In an unprecedented move to recognize Harvard's Native American alumni, the College has elected to construct a monument in their honor. A plaque will be mounted on the wall of Matthews Hall in recognition of the first five Native American students to attend the College.
Caleb Cheeshahteaumuck, Joel Iacoomes, John Wampus, Eleazer and Benjamin Larnell were admitted to the College through The Harvard College Charter of 1650, later incorporated into the current Corporate Charter of the President and Fellows of Harvard College, which provided for the "education of the English and Indian youth of this country." This clause allowed the College to receive financial support from a missionary society and to found the Indian College with those funds in 1653.

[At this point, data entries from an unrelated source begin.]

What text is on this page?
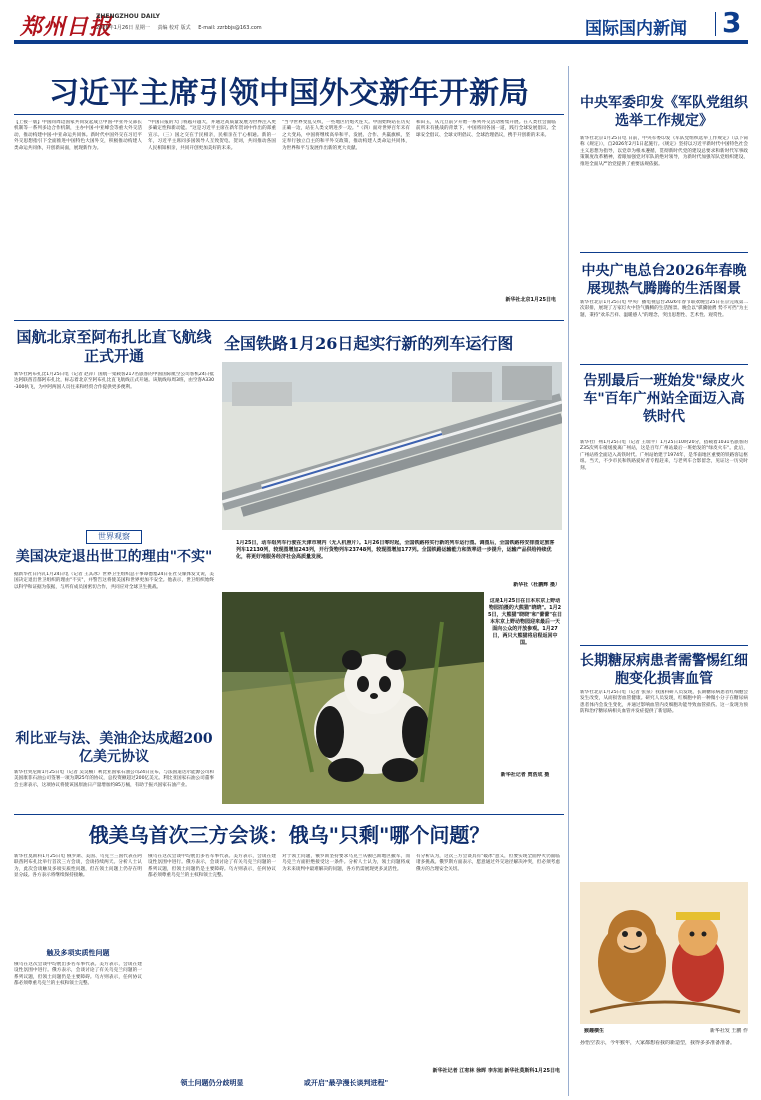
郑州日报
ZHENGZHOU DAILY
2026年1月26日 星期一 责编 校对 版式 E-mail: zzrbbjs@163.com	国际国内新闻 3
习近平主席引领中国外交新年开新局
【上接一版】中国同周边国家共同发起成立中国-中亚外交部长机制等一系列多边合作机制，主办中国-中亚峰会等重大外交活动，推动构建中国-中亚命运共同体。新时代中国外交在习近平外交思想指引下全面推进中国特色大国外交，积极推动构建人类命运共同体，开创新局面，展现新作为。
"中国日报的大门将越开越大，并通过高质量发展为世界注入更多确定性和新动能。"这是习近平主席在新年贺词中作出的郑重宣示。（三）国之交在于民相亲，民相亲在于心相通。新的一年，习近平主席同多国领导人互致贺电、贺词，共同推动各国人民相知相亲，共同开创更加美好的未来。
"当今世界变乱交织，一些地区仍炮火连天。中国始终站在历史正确一边，站在人类文明进步一边。"（四）面对世界百年未有之大变局，中国将继续高举和平、发展、合作、共赢旗帜，坚定奉行独立自主的和平外交政策，推动构建人类命运共同体，为世界和平与发展作出新的更大贡献。
和田玉，从元旦前夕开始一系列外交活动密集开展。在人类社会面临前所未有挑战的背景下，中国将同各国一道，践行全球发展倡议、全球安全倡议、全球文明倡议、全球治理倡议，携手开创新的未来。
新华社北京1月25日电
中央军委印发《军队党组织选举工作规定》
新华社北京1月25日电 日前，中央军委印发《军队党组织选举工作规定》（以下简称《规定》），自2026年2月1日起施行。《规定》坚持以习近平新时代中国特色社会主义思想为指导，以党章为根本遵循，贯彻新时代党的建设总要求和新时代军事政策制度改革精神，着眼加强党对军队的绝对领导，为新时代加强军队党组织建设、推进全面从严治党提供了重要法规依据。
中央广电总台2026年春晚展现热气腾腾的生活图景
新华社北京1月25日电 中央广播电视总台2026年春节联欢晚会25日在京完成第二次彩排，展现了万家灯火中热气腾腾的生活图景。晚会以"骐骥驰骋 势不可挡"为主题，秉持"欢乐吉祥、温暖感人"的理念，突出思想性、艺术性、观赏性。
告别最后一班始发"绿皮火车"百年广州站全面迈入高铁时代
新华社广州1月25日电（记者 王瑞平）1月25日10时20分，搭载着1031名旅客的Z35次列车缓缓驶离广州站，这是百年广州站最后一班始发的"绿皮火车"。此后，广州站将全面迈入高铁时代。广州站始建于1974年，是华南地区重要的铁路客运枢纽。当天，不少市民和铁路爱好者专程赶来，与老列车合影留念，见证这一历史时刻。
长期糖尿病患者需警惕红细胞变化损害血管
新华社北京1月25日电（记者 张泉）我国科研人员发现，长期糖尿病患者红细胞会发生改变，从而损害血管健康。研究人员发现，红细胞中的一种微小分子在糖尿病患者体内会发生变化，并通过影响血管内皮细胞功能导致血管损伤。这一发现为预防和治疗糖尿病相关血管并发症提供了新思路。
猴趣横生	新华社发 王鹏 作
孙悟空表示，今年猴年，大家都想看我的新造型，我得多多准备准备。
国航北京至阿布扎比直飞航线正式开通
新华社阿布扎比1月25日电（记者 赵萍）国航一架载客217名旅客的中国国际航空公司客机24日抵达阿联酋首都阿布扎比，标志着北京至阿布扎比直飞航线正式开通。该航线每周3班，由空客A330-300执飞，为中阿两国人员往来和经贸合作提供更多便利。
全国铁路1月26日起实行新的列车运行图
1月25日，动车组列车行驶在天津市境内（无人机照片）。1月26日零时起，全国铁路将实行新的列车运行图。调图后，全国铁路将安排图定旅客列车12130列，较现图增加243列，开行货物列车23748列，较现图增加177列。全国铁路运输能力和效率进一步提升，运输产品供给持续优化，将更好地服务经济社会高质量发展。
新华社（杜鹏辉 摄）
世界观察
美国决定退出世卫的理由"不实"
据新华社日内瓦1月24日电（记者 王其冰）世界卫生组织总干事谭德塞24日在社交媒体发文说，美国决定退出世卫组织的理由"不实"，并警告这将使美国和世界更加不安全。他表示，世卫组织始终以科学和证据为依据，与所有成员国密切合作，共同应对全球卫生挑战。
这是1月25日在日本东京上野动物园拍摄的大熊猫"晓晓"。1月25日，大熊猫"晓晓"和"蕾蕾"在日本东京上野动物园迎来最后一天面向公众的开放参观。1月27日，两只大熊猫将启程返回中国。
新华社记者 贾浩成 摄
利比亚与法、美油企达成超200亿美元协议
新华社突尼斯1月25日电（记者 吴昊楠）利比亚国家石油公司24日宣布，与法国道达尔能源公司和美国康菲石油公司签署一项为期25年的协议，总投资额超过200亿美元。利比亚国家石油公司董事会主席表示，这项协议将使该国原油日产量增加约85万桶，有助于振兴国家石油产业。
俄美乌首次三方会谈：俄乌"只剩"哪个问题？
新华社莫斯科1月25日电 俄罗斯、美国、乌克兰三国代表在阿联酋阿布扎比举行首次三方会谈，会谈持续两天。分析人士认为，此次会谈触及多项实质性问题，但在领土问题上仍存在明显分歧。各方表示将继续保持接触。
触及多项实质性问题
俄乌在这次会谈中均展出多名军事代表。美方表示，会谈在建设性氛围中进行。俄方表示，会谈讨论了有关乌克兰问题的一系列议题，但领土问题仍是主要障碍。乌方则表示，任何协议都必须尊重乌克兰的主权和领土完整。
俄乌在这次会谈中均展出多名军事代表。美方表示，会谈在建设性氛围中进行。俄方表示，会谈讨论了有关乌克兰问题的一系列议题，但领土问题仍是主要障碍。乌方则表示，任何协议都必须尊重乌克兰的主权和领土完整。
领土问题仍分歧明显
对于领土问题，俄罗斯坚持要求乌克兰从顿巴斯地区撤军，而乌克兰方面拒绝接受这一条件。分析人士认为，领土问题将成为未来谈判中最难解决的问题，各方仍需展现更多灵活性。
或开启"最孕漫长谈判进程"
有分析认为，这次三方会谈具有"破冰"意义，但要实现全面停火仍面临诸多挑战。俄罗斯方面表示，愿意通过外交途径解决冲突，但必须考虑俄方的合理安全关切。
新华社记者 江宥林 徐晖 李东旭 新华社莫斯科1月25日电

It was within the walls of Indian College, segregated from other student housing in its location behind the spot where Matthews Hall stands today, that those first five students became acquainted with the missionary society's true goal: the conversion of Native American Indians to Christianity. The Indian College housed a printing press that furnished the first Christian texts translated into Algonquin, with much of the translation done by the Native American students themselves.
Some may argue that this plaque is a monument to blatant colonialization. However, it must be remembered that Harvard was founded as an institution dedicated to the training of Protestant ministers and remained one in the 1650s. The plaque is obviously not a celebration of the religious emphasis of Harvard's origins nor is it intended to praise puritanical conversion. Rather, the plaque is a reminder that our university has been pluralistic from its inception.
The admittance of Native Americans to the College appears to be a bright spot in Harvard's history. But we should not let this instance of inclusion overshadow the University's long history of exclusion. As Native American Program director Lorie Graham said, "The plaque is just a small piece of the story that needs to be told." Building a monument to Native American alumni is a good first step, but we've only just begun.